Rules for how U.S. companies handle Europeans’ personal information under the Safe Harbor agreement do not ensure adequate protection of the data, the Advocate General of the Court of Justice of the European Union has advised in an opinion that threatens the operations of thousands of companies exchanging data between the European Union and the U.S.
Advocate General Yves Bot’s opinion could open the way for national governments across the EU to set their own standards for the protection of exported data, potentially disrupting the activities of thousands of companies, including social networks, search engines and payroll processors.
The opinion, on a case relating to the activities of U.S. social network Facebook, is not binding on the court, although the judges do typically follow such opinions.
Lobby group Digital Europe, which counts Google and Microsoft but not Facebook among its members, immediately expressed concern about what will happen if the court follows the Advocate General’s opinion.
In addition to business operations, such a decision could disrupt the EU’s plans for the digital single market, a set of harmonized e-commerce, copyright and privacy laws, and call into question model contract clauses on data sharing the world over, the group warned.
Bot’s opinion concerns a rather convoluted case brought before the High Court of Ireland by Austrian citizen Maximillian Schrems. When he failed to obtain satisfaction from the Irish Data Protection Commissioner regarding a complaint against Facebook, he asked the court for a judicial review.
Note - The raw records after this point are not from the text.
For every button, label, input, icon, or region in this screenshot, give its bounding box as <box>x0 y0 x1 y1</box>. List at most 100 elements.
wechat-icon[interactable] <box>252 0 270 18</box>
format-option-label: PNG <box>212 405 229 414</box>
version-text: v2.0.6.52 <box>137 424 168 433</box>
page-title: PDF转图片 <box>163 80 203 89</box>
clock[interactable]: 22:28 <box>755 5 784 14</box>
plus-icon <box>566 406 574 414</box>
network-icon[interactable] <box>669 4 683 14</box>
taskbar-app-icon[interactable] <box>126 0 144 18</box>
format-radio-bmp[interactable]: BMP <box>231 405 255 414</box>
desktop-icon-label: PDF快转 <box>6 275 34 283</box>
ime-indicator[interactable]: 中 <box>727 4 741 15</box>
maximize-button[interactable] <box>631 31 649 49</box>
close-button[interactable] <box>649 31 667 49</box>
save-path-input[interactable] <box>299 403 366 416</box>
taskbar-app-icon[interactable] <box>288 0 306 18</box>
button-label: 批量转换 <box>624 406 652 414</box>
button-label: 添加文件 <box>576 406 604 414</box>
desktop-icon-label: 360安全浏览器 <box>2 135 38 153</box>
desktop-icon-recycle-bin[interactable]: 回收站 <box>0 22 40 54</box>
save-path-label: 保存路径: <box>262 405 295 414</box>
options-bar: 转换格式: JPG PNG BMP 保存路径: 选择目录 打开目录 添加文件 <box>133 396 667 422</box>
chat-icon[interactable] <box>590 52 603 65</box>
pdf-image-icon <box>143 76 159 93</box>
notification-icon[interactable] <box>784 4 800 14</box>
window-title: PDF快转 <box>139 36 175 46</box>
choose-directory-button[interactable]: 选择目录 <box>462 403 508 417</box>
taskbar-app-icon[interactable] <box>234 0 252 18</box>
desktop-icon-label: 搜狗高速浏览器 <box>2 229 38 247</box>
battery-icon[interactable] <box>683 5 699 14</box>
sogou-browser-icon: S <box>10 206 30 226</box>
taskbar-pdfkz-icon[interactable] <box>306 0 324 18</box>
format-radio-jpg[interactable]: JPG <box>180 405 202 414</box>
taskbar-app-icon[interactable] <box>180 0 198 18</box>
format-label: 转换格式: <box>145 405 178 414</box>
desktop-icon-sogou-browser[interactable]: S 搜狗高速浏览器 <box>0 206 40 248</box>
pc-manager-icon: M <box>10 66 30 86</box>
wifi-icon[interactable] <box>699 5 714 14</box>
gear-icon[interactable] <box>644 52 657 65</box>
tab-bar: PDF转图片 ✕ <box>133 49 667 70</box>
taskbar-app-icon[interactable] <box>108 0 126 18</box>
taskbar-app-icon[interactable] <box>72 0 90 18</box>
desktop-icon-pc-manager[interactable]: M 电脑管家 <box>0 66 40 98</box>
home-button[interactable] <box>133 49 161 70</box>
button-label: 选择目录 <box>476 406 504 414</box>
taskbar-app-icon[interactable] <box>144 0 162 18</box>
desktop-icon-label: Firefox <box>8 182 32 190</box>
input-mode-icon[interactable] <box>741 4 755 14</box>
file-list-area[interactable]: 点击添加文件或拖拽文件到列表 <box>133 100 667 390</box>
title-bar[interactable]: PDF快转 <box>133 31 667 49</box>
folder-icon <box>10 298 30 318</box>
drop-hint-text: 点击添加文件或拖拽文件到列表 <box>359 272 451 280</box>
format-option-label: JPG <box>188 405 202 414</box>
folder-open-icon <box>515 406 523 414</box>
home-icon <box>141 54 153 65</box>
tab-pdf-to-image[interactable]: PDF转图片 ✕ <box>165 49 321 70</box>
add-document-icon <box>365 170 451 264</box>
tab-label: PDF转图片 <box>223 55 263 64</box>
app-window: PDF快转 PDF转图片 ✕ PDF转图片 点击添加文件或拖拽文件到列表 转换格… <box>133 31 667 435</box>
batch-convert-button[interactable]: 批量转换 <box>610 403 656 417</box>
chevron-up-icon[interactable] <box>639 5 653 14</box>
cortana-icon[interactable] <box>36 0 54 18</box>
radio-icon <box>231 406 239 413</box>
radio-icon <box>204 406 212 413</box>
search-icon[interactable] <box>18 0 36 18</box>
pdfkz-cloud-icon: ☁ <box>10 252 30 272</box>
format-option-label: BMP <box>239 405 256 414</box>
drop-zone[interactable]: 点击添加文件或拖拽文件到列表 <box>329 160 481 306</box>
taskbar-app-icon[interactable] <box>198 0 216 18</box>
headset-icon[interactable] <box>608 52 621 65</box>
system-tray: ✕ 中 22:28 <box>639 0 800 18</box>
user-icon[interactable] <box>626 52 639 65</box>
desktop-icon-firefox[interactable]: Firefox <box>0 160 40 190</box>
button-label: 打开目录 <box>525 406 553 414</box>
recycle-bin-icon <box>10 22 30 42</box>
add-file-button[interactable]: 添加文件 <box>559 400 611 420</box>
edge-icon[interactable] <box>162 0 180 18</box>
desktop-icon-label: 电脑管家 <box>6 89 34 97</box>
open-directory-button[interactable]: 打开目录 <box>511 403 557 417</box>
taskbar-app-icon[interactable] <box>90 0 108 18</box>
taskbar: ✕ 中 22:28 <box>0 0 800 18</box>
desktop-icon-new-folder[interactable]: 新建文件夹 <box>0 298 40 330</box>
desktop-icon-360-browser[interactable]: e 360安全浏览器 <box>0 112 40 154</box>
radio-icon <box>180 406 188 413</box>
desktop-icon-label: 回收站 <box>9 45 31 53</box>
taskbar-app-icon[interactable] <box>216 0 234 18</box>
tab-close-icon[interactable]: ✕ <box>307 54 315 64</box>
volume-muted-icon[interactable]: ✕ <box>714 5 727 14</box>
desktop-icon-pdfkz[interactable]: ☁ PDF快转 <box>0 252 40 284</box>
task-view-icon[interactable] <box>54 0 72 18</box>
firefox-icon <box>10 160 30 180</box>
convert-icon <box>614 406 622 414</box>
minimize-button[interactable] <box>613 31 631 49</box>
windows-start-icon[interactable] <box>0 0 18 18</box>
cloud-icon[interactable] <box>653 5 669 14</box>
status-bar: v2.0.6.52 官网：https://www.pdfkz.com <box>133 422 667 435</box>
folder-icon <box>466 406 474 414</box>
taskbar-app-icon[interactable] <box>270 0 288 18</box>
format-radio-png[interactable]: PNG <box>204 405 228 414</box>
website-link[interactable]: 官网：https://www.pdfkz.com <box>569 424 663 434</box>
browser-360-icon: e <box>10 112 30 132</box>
He had made the complaint in Ireland because Facebook’s European headquarters is there, putting its interactions with citizens of any EU country under Irish data protection law.
EU law requires that companies exporting EU citizens’ personal data do so only to countries providing a similar level of legal protection for that data. In the case of the U.S., the exchange of personal data is covered by the Safe Harbor Privacy Principles, which the European Commission ruled in July 2000 provide adequate protection.
The Commission is renegotiating those principles with the U.S., but in Bot’s opinion should have suspended the existing agreement rather than allowing it to continue during the negotiations.
EDRi, the European Digital Rights lobby group, welcomed Bot’s criticism of the Commission’s inaction, adding that the Commission should never again be allowed to keep in force agreements that the group described as “patently illegal.”
Schrems triggered the case in 2013, when he became concerned by the revelations of NSA contractor Edward Snowden that intelligence services in the U.S. were spying on data held there by companies such as Facebook. He filed a complaint that June with the Irish Data Protection Commissioner (DPC), disputing the level of protection the privacy principles offered data about him held by Facebook.
The DPC summarily rejected the complaint in July 2013, pointing to the Commission’s finding that the Safe Harbor principles followed by Facebook were adequate.
Schrems sought a judicial review of the DPC’s decision from the High Court of Ireland in October that year, and in June 2014 the High Court referred questions about the case to the Court of Justice of the EU.
In his opinion, Bot said the DPC should not have used the Commission’s ruling on the adequacy of the Safe Harbor principles as an excuse to avoid hearing Schrem’s complaint. Despite the ruling, national regulators should be allowed to determine such matters themselves, he said.
The CJEU’s judges have just begun to debate that and other matters referred to them. Their ruling, when it comes, will be binding on the the Irish High Court.
Schrems is pinning his hopes on Bot.
“It seems like years of work could pay off. Now we just have to hope that the judges of the Court of Justice will follow the Advocate General’s opinion in principle,” he wrote upon reading the opinion.